Some of that comes from their science teachers. But the work Lowell students do in the humanities helps their understanding of the science, too. Laney Siegner, a graduate student at the University of California, Berkeley, tested the students’ general climate knowledge and found that 6th graders who’d been through the program scored just half a percentage point below Lowell’s 8th graders, who study a more traditional, 12-week climate change curriculum in their science classroom. (Both fared significantly better than students who had taken neither course.)

“I originally thought that greenhouse gases actually had something to do with a greenhouse,” says Abigail Stark, who just finished up 6th grade at Lowell. “But, it turns out, that’s more of a metaphor.” (I don’t think I even knew what a metaphor was in 6th grade. You go, Abigail.)

If there was a risk to the new curriculum, it was that students would get totally bummed out by the awful realities of our home planet burning up. After all, emotional, human stories work far better than facts and figures when it comes to convincing people to care about climate change. Don’t middle schoolers already have enough to worry about, what with the after-school dances and brand-new armpit hairs?

“We were very invested in the children’s emotional and psychological needs as they were studying,” Stapert says. “Kids really benefit when there are action steps attached to their learning.”

That’s why the curriculum is so solutions-based, says Dave Levy, who teaches the 6th-grade humanities course. Lowell students learn about real-life changemakers, like 16-year-old Swedish climate activist Greta Thunberg. They hear from local people navigating life in super-efficient tiny homes and consultants working in the solar industry. They learn about actions they can take to make a difference in their own communities, and come to envision themselves as changemakers.

“At the beginning, we started hearing about all the bad stuff that was happening. I kept thinking, ‘When is all of this bad stuff going to end?’ It’s kind of depressing,” says Stark, the soon-to-be 7th grader. “But then I remember all the good stuff people are doing.”

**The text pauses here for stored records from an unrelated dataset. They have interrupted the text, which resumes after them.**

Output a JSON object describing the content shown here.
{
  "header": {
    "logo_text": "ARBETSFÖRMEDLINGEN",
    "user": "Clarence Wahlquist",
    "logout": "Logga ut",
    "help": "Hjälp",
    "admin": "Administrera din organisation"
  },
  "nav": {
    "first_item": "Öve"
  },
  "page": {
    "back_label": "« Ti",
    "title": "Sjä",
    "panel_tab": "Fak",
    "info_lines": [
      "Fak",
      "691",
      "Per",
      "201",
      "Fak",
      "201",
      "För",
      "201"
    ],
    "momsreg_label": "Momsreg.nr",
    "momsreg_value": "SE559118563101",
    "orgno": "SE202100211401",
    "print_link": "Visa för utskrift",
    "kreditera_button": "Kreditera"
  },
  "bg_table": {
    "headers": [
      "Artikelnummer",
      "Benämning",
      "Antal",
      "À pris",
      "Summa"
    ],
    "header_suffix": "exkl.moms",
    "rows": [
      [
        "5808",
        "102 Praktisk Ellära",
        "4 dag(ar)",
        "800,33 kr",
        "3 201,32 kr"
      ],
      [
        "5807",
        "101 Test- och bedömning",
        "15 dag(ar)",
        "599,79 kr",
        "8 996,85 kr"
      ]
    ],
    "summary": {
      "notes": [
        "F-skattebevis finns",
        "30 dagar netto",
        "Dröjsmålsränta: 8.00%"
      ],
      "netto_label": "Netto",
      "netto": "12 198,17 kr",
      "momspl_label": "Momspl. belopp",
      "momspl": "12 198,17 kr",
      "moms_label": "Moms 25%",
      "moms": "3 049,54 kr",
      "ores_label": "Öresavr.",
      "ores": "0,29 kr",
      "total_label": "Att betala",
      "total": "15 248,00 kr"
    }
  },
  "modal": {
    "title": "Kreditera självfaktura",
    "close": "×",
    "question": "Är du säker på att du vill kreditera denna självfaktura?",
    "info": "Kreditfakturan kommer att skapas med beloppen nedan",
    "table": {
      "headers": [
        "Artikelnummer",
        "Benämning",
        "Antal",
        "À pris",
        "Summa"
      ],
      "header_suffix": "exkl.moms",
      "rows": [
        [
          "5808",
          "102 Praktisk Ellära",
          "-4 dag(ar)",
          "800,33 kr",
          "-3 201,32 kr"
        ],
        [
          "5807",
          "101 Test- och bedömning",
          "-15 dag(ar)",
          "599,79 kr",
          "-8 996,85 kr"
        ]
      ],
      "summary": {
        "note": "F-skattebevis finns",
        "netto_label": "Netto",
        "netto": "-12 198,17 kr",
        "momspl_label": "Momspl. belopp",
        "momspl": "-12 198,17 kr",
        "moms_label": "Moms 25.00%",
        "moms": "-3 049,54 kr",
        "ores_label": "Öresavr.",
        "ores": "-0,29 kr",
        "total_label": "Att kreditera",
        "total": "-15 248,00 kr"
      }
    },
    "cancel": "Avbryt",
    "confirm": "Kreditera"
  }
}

The kids, too, are doing good stuff — and one thing in particular: Another survey of Lowell students found that 6th graders were more than twice as likely as 7th or 8th graders to spend time outside the classroom researching climate change and talking about it with friends and family. That’s extra cool when you consider just how effective kids that age are at swaying their parents’ opinions on the topic.

How applicable are Lowell’s lessons to other schools? That’s tricky. Teaching standards vary among school districts, with some mandating specific lesson plans, others basically letting teachers go hog wild, and some states still trying to prevent climate change from being taught at all. Plus, some of the field trips that Lowell students take, like visiting Congress and taking an overnight trip to a nearby island, seem pretty exclusive to a private school in D.C.

But Poppleton says most humanities educators can weave climate change into their classrooms in one way or another — switch a book out here (Climate Generation has free curriculum for that), add in the World Climate Simulation there. Lowell School and Climate Generation now provide climate education teacher trainings, with special outreach and scholarships for humanities teachers looking to cover climate change in their classrooms.

It’s worth a try. Just think about whatever held your interest in middle school — skateboarding, the Jonas Brothers, shotgunning Monsters in the parking lot. Now, imagine all that energy funneled into doing something about climate change.

At the very least, these middle schoolers will do what they do best — shame us into action.

“It’s not easy to acknowledge that my world is burning slowly down around me, and step up and take action,” Stark says. “I don’t want to deal with a mess that someone else made — but we’ve seen these effects for a while. My generation is going to inherit a world that’s pretty messed up.”